Originally Posted by DuncanF (Post 9785959)
According to someone who knows someone ... this is not a simple power failure. There has been a "failure" of core routers via the power supplies/backup power supplies to these routers. A targeted attack has not been ruled out. In some areas the network has up to six levels of resiliency, and these outer resilient layers have been targeted first.

This has been across multiple data centres, not all in the UK. In fact the primary UK data centre was the last to fall off the network. The underlying applications are mostly available, but inaccessible due to the network being down.

If you have the capability to carry out such a complex and coordinated attack, why would you attack BA instead of other much higher value targets. Considering your 'friend of a friend' doesn't know that BA has it's DCs at Heathrow, I'm going to take that information with a extremely large pinch of salt. Considering the 'Ambulance Chasers' are monitoring this forum, it's downright negligent to be posting information that's clearly wrong.

Also, I wouldn't call something 'mostly available' if it was completely inaccessible.

Tight Accountant 29th May 2017 11:01


Originally Posted by Planemike (Post 9786119)
One statement from BA made it sound as though they were doing their much delayed passengers some great favour rebooking them or refunding their money. I feel sure any Court in the land would find in the passengers favour in the circumstances that have prevailed over the weekend i.e. passenger turns up, airline cannot provide the contracted service due to their problems, I was going to say incompetence then decided to be kind !!!

A typical yes and no answer coming up. If BA offered to restore the passenger to their original position, i.e. rebook or refund, and the passenger refused, I doubt very much that a Court would find in the passenger's favour. If the passenger accepted BA's offer, then no further action. If the passenger went for financial losses incurred due to the strike, I suspect BA would either settle the matter based on its merits or turn around and say 'sod off' if the claim was unreasonable. I suspect BA's Terms & Conditions of carriage have a paragraph which runs along the lines of 'we will endeavour to get to you your destination, but in the event of force majeure (such as a Volanic Ash Cloud, lightening strike compromising our IT servers), tough titty'.

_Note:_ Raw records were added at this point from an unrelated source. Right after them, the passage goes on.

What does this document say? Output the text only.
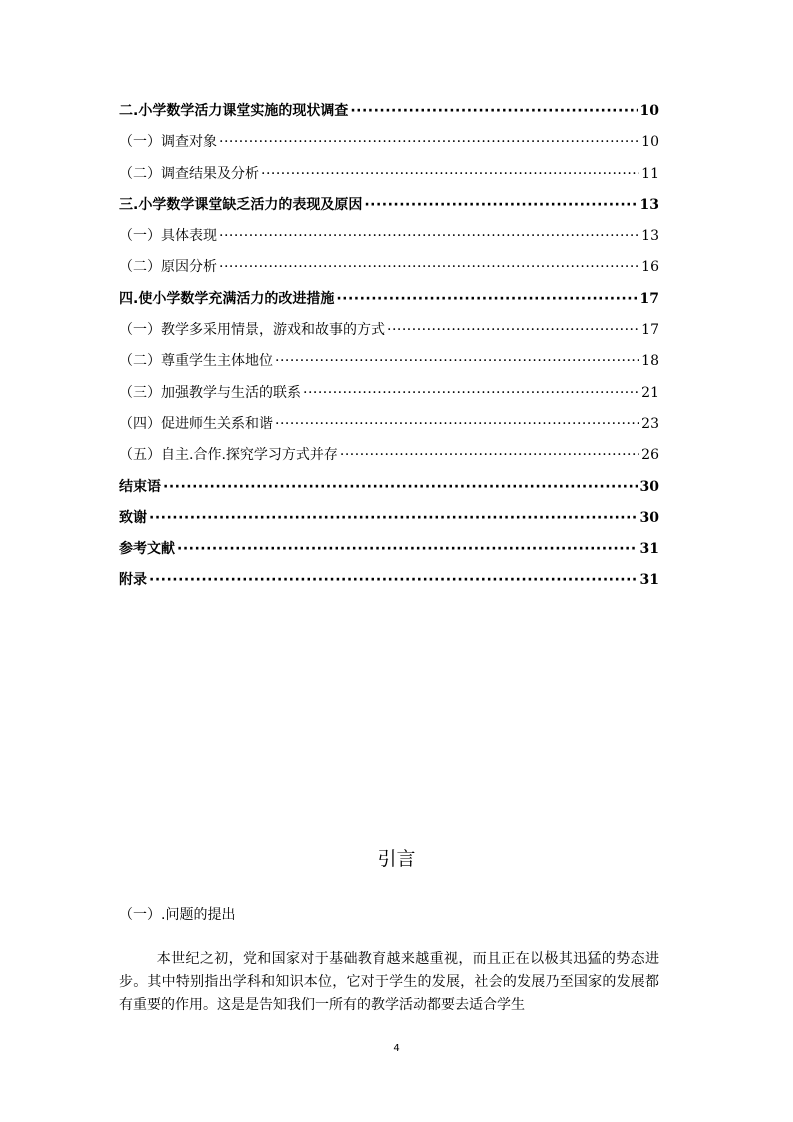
二.小学数学活力课堂实施的现状调查 ·····	10
（一）调查对象 ·····	10
（二）调查结果及分析 ·····	11
三.小学数学课堂缺乏活力的表现及原因 ·····	13
（一）具体表现 ·····	13
（二）原因分析 ·····	16
四.使小学数学充满活力的改进措施 ·····	17
（一）教学多采用情景，游戏和故事的方式 ·····	17
（二）尊重学生主体地位 ·····	18
（三）加强教学与生活的联系 ·····	21
（四）促进师生关系和谐 ·····	23
（五）自主.合作.探究学习方式并存 ·····	26
结束语 ·····	30
致谢 ·····	30
参考文献 ·····	31
附录 ·····	31
引言
（一）.问题的提出

本世纪之初，党和国家对于基础教育越来越重视，而且正在以极其迅猛的势态进步。其中特别指出学科和知识本位，它对于学生的发展，社会的发展乃至国家的发展都有重要的作用。这是是告知我们一所有的教学活动都要去适合学生

4
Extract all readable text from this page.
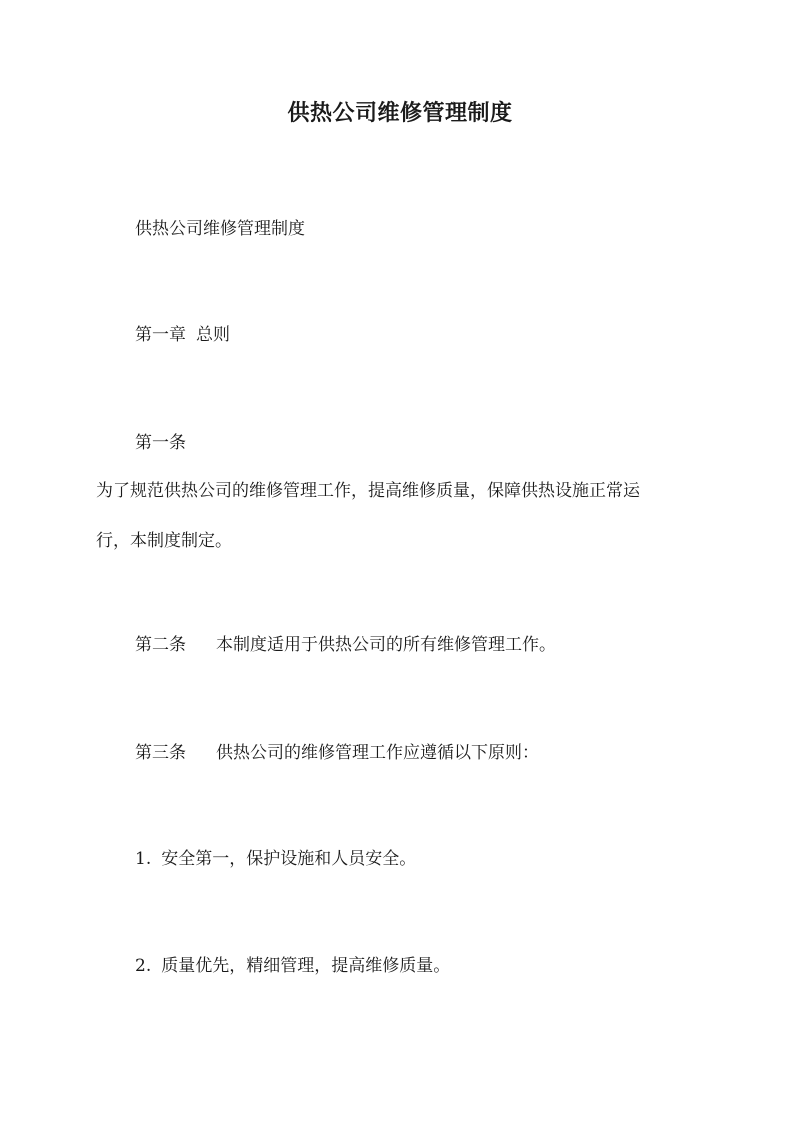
供热公司维修管理制度
供热公司维修管理制度
第一章 总则
第一条
为了规范供热公司的维修管理工作，提高维修质量，保障供热设施正常运
行，本制度制定。
第二条 本制度适用于供热公司的所有维修管理工作。
第三条 供热公司的维修管理工作应遵循以下原则：
1. 安全第一，保护设施和人员安全。
2. 质量优先，精细管理，提高维修质量。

A320ECAM 29th May 2017 11:02

Heathrow Harry, I thank you for making this thread.

BA has been on the decline for many a year now. Willie Walsh was an awful CEO and everyone truly believed that it couldn't have gotten any worse, but low and behold, the hi-viz wearing Alex Cruz arrived and somehow Willie Walsh stepped into IAG!!

The aviation industry (like many other industries recently, such as retail and IT) is filled with so much competition from low-cost that these major carriers have to remember that service can beat cost. However, BA seems to have forgotten that because their service is rubbish and that's why they're losing out to the LCCs!

Maybe if Alex Cruz auctioned off his hi-vis jacket then that may pay for all of the upcoming compensation/reimbursement claims!!!

And boys and girls, when I first read about this story and how LHR and LGW were full to the brim of people, I honestly believed that it could have been a planned cyber attack by a well known terrorist organisation so that they could rock up to the airports with suicide bombs/guns and have literally thousands of people! But luckily this was not the case and hopefully security at these airports have been stepped up to bear in mind the mass crowds! But knowing our government and (lack of) intelligent services, they probably never thought of that just like they never thought a "British" Libyan with terrorist links to family members who recently visited Libya and Iraq could never carry out a terrorist attack!!!! /rantover.

DaveReidUK 29th May 2017 11:13


Originally Posted by Tight Accountant (Post 9786159)
I suspect BA's Terms & Conditions of carriage have a paragraph which runs along the lines of 'we will endeavour to get to you your destination, but in the event of force majeure (such as a Volanic Ash Cloud, lightening strike compromising our IT servers), tough titty'.

You might want to check out the meaning of "force majeure".